Long delay after disk activity stops when loading very large data

jamesjcook · September 11, 2020, 9:08pm

I’m using slicer to work with very large files. After disk activity stops, there is a (surprisingly) long delay before the volume shows up in viewers.
Disk time to load is a few minutes, the delay after that has been as long as 40 minutes.
One cpu core is busy during this long delay time.

I think it is the min/max calculation, but i’m not currently in a position to verify that.

Is there a way to skip the min/max calc on load, or are there bare-bones programmatic ways to load which don’t do any processing?

lassoan · September 11, 2020, 9:13pm

Min/max computation may add significant amount of time (maybe up to a few ten %) but not something like 4000%. Could you attach the header of your image file in nhdr format?

Slicer retrieves min/max scalar value from some file formats that supports this, this saving some loading time, but the drastic slowdown you are experiencing is probably due to some other issue.

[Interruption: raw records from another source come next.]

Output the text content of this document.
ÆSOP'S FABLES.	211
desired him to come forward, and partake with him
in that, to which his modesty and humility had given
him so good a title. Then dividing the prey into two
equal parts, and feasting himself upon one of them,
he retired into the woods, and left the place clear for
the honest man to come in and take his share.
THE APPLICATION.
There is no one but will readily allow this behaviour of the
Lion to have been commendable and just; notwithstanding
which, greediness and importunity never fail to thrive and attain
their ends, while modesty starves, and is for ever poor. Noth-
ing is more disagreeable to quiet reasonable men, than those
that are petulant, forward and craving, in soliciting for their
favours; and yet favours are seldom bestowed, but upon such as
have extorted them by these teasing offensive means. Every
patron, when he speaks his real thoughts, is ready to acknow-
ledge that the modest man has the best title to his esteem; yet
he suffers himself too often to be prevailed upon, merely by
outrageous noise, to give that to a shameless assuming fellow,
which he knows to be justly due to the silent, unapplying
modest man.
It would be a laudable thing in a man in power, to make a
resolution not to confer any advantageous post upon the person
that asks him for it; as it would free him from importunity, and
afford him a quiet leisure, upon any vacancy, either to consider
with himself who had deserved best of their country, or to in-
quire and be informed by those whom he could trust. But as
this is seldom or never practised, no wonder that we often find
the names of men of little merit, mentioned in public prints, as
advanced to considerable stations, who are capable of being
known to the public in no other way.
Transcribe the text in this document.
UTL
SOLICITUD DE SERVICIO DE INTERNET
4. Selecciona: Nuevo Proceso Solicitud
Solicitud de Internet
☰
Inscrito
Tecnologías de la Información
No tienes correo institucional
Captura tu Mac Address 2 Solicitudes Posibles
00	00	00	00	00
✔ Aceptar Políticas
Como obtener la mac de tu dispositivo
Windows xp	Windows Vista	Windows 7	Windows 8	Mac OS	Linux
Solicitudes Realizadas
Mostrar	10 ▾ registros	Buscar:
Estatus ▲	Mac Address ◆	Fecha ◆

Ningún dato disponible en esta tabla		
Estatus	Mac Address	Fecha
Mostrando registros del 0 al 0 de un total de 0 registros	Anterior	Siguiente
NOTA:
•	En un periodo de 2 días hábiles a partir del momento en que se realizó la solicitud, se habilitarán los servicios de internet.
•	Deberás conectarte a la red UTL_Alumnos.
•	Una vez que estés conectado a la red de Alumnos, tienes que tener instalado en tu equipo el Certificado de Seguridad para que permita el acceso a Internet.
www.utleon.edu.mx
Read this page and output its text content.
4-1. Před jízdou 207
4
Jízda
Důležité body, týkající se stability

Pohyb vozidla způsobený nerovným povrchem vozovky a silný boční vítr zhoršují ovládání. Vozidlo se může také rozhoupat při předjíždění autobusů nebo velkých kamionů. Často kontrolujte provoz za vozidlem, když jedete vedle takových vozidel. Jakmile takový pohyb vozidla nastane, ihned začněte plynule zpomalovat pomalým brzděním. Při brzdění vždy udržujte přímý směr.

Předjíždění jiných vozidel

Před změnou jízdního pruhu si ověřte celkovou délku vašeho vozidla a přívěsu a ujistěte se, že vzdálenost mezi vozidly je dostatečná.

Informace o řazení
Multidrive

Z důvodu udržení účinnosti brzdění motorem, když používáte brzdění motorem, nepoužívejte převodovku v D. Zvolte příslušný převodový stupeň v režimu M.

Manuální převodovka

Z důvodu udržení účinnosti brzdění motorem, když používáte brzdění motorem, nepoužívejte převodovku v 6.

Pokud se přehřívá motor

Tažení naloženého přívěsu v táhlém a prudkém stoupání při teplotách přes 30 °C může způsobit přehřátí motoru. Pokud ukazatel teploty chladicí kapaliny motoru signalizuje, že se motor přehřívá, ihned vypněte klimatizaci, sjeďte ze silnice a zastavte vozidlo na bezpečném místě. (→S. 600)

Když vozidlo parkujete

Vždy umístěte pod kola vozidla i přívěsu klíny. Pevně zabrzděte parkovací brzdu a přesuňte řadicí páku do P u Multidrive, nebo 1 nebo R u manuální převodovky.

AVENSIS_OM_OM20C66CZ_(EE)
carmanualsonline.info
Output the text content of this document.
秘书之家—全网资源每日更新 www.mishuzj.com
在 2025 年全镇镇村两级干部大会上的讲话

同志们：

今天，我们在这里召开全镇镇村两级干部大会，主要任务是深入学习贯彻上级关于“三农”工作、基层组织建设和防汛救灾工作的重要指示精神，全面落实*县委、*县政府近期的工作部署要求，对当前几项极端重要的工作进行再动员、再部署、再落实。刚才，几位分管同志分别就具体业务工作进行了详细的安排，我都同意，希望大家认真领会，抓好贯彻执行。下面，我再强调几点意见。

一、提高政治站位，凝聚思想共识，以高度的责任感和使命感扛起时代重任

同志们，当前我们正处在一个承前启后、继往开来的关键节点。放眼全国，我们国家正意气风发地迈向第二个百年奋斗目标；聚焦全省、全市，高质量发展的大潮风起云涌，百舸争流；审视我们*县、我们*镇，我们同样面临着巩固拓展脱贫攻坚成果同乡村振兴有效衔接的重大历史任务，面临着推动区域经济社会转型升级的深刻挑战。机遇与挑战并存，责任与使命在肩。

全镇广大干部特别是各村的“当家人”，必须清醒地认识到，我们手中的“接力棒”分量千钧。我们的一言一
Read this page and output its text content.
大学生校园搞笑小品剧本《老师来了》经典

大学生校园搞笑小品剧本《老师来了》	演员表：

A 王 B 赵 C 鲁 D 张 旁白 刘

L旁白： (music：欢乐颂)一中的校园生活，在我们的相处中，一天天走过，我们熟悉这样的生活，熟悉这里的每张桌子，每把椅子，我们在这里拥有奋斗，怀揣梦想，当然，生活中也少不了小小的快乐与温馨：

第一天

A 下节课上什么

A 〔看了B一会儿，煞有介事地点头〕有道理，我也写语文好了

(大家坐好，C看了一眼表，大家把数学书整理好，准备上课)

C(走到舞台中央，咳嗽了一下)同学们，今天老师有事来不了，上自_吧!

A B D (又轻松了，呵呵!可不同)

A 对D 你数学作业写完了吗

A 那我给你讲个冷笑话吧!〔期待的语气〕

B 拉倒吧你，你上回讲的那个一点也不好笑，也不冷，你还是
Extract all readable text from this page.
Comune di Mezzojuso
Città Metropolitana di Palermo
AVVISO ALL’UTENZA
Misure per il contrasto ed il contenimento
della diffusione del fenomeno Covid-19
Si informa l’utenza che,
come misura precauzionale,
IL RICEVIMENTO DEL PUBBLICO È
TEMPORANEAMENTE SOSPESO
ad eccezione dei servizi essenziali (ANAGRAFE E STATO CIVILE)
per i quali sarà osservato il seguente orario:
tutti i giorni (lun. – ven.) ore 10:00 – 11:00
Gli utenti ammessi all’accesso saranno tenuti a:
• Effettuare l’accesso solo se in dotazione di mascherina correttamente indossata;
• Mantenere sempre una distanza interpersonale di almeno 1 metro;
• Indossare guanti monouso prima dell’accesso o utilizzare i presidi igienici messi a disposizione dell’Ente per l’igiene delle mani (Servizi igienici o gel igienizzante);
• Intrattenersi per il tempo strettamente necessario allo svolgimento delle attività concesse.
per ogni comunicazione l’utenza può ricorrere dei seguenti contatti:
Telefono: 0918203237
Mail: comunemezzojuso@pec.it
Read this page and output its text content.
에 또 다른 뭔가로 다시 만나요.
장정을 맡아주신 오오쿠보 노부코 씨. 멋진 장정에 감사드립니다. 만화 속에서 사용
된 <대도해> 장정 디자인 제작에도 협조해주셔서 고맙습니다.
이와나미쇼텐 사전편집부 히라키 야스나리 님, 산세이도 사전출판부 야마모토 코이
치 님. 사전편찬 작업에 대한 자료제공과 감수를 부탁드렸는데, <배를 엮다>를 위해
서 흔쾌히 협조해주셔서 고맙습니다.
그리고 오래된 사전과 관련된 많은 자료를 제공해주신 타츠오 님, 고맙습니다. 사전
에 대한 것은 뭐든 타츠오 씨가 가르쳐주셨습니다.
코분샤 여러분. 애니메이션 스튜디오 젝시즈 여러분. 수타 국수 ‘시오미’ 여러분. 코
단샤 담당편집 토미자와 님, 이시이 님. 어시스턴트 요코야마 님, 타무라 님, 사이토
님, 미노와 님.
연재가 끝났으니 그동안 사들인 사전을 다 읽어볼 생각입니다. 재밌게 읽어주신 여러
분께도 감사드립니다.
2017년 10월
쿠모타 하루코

muratmaga · September 11, 2020, 9:21pm

Are your files compressed? I think slicer reads, and then uncompresses everything as oppose to stream. For files in the order of 10GB, these had been in dozens of minutes range for me…

jamesjcook · September 11, 2020, 9:27pm

This was tried with and without compression. Compression is also a serious detriment in loading these, when used with a single data file this took hours to load, my memory is 7, but I didnt find my record of it. When using multiple compressed files, (one per slice) loading time was very long, but could be accomplished in one working day. I didnt time that, i started loading in the morning and it was ready at lunch time.

type: unsigned short
dimension: 3
space: right-anterior-superior
sizes: 6263 10186 2621
space directions: (0.0018,0,0) (0,0.0018,0) (0,0,0.0040)
kinds: domain domain domain
endian: big
encoding: raw
space origin:(-5.36155006705028,	-9.68239733742919,	-4.23750168693362)
data file: big.dat

muratmaga · September 11, 2020, 10:13pm

I have noticed a delay between the end of the loading my large NRRD files (not compressed) and the appearance of slice views, which can be a minute or two (never really timed either). I always assumed those are overheads associated with generating MRML nodes etc. But I never tested with such large dataset, my large files are 10-20GB range. Yours is almost 400GB.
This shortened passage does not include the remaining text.